The man tears a seam at the hem of his shirt and withdraws a waxy twist of paper. He unwinds it to reveal a mound of grainy black sand, which he pours neatly into the keyhole. I have the somewhat humbling suspicion that I’m not necessary in this story, that I’m lucky I even got a speaking part.

The woman raises her hands and seems to recall, at the last moment, that Eva and I exist. “Stand back,” she says. We do.

She strikes her manacles against the bars, sending showers of angry white sparks over the lock. Once, twice. All the prisoners are standing now, watching her, murmuring to one another. I can feel the weight of their hope like a physical thing, urging her on. I wonder how many of their children were stolen.

On the third strike, a tendril of smoke leaks from the keyhole. Shortly afterward I find myself lying flat on my back with a shrill ringing in my ears. The air smells hot. I think one of my incisors is loose.

I sit up to see Red’s mother stepping through the mangled remains of her cell door, black smoke trailing her limbs. She’s followed closely by the big dude (Red’s dad? I don’t want to make assumptions about heteronormative family structures in alternate universes, but the way he shadows Red’s mom suggests he belongs to her) and the rest of the villagers. They flock silently around her as if they’re waiting for a command, which I guess they are. Red’s mother sends the oldest and youngest villagers down into the sewers and assembles the rest into rough formation. She nods once to me, like a commander acknowledging a new recruit, and sets off, heading upward out of the dungeons and into the castle itself.

I feel like I should ask questions, like where are we going? or what happens when the guards turn up? But Red’s mother still has that sharpened bone in her fist, and her father’s expression suggests an entire armed battalion would present only a fleeting obstacle.

We don’t meet anyone. We climb stairs, and then more stairs, the air warming as we rise. The old-meat stink of the cells is replaced by something worse: a boiling, greasy smell, like bubbling fat. By the time we’re aboveground I have a decent guess where we’re headed. Red’s mother opens a final door and I’m sickened to find out I’m right.

The kitchens are empty. The hearths are banked, the counters bare, the knives hanging clean and wicked from hooks on the wall. And in the corner of the room, huddled in a wire cage like chickens or goats ready for the slaughter, are the children.

They look up when we enter the room, the whites of their eyes gleaming in the dark. Most of them have the glazed, numb expressions of people whose adrenal glands and tear ducts ran dry a long time ago. The last time I saw that look on a kid’s face was on my floor of the children’s ward, and for a moment I want to split and run, not stopping until I find a world worth lingering in.

One of the kids lifts her chin, body braced against the wire as if she’s hoping to get in one last punch before they carve her for the table. I spend half a second admiring the sheer guts of her, and then Red sees her mom.
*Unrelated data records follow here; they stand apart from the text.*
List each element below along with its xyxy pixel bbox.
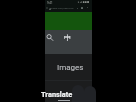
- staticText: Translate: [41, 90, 73, 99]
- staticText: 9:41: [47, 1, 53, 4]
- staticText: google.com/search?q: [50, 7, 74, 10]
- button[interactable]: Translate: [41, 90, 73, 99]
- staticText: Images: [57, 63, 84, 72]
- button[interactable]: [72, 85, 84, 102]
- button[interactable]: Language: [63, 33, 72, 42]
- staticText: 中: [64, 33, 71, 42]
- button[interactable]: Search: [45, 33, 54, 42]
- button[interactable]: [84, 86, 96, 102]
- button[interactable]: Tabs: [81, 7, 83, 9]
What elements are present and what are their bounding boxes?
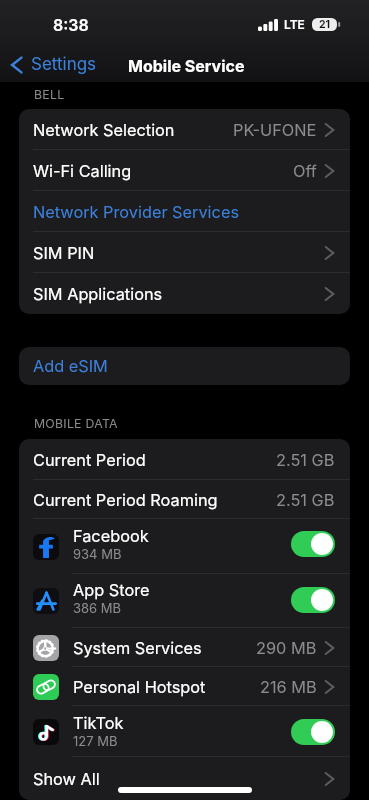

All the fight runs out of her like cheap dye, leaving her looking like what she is: a frightened girl who wants her mother. Her lips shape a word I don’t know and then her mother is on her knees beside the cage, hands jammed through the wire, and her father is smashing his boot against the lock again and again, and if the guards weren’t already on their way, they are now.

“Be quiet.” Eva’s strangled whisper arrives long after the ship has sailed. The lock shatters. The children crawl out, some of them still dazed, some of them beginning to cry in sudden, shocking bursts. Red vanishes between her parents, their arms interwoven, their heads bent together. The shape of them—this family trapped in this god-awful horror movie of a world, surrounded on all sides by bad endings, still clinging stubbornly to one another—makes my heart twinge, so I look away.

When I’m done blinking back a weird wave of tears, Red is standing in front of us. She looks from me to Eva and back. “You came after me.”

I consider explaining that actually her mom and dad had the whole thing pretty much in hand, but I figure we should get points for effort. “Yep.”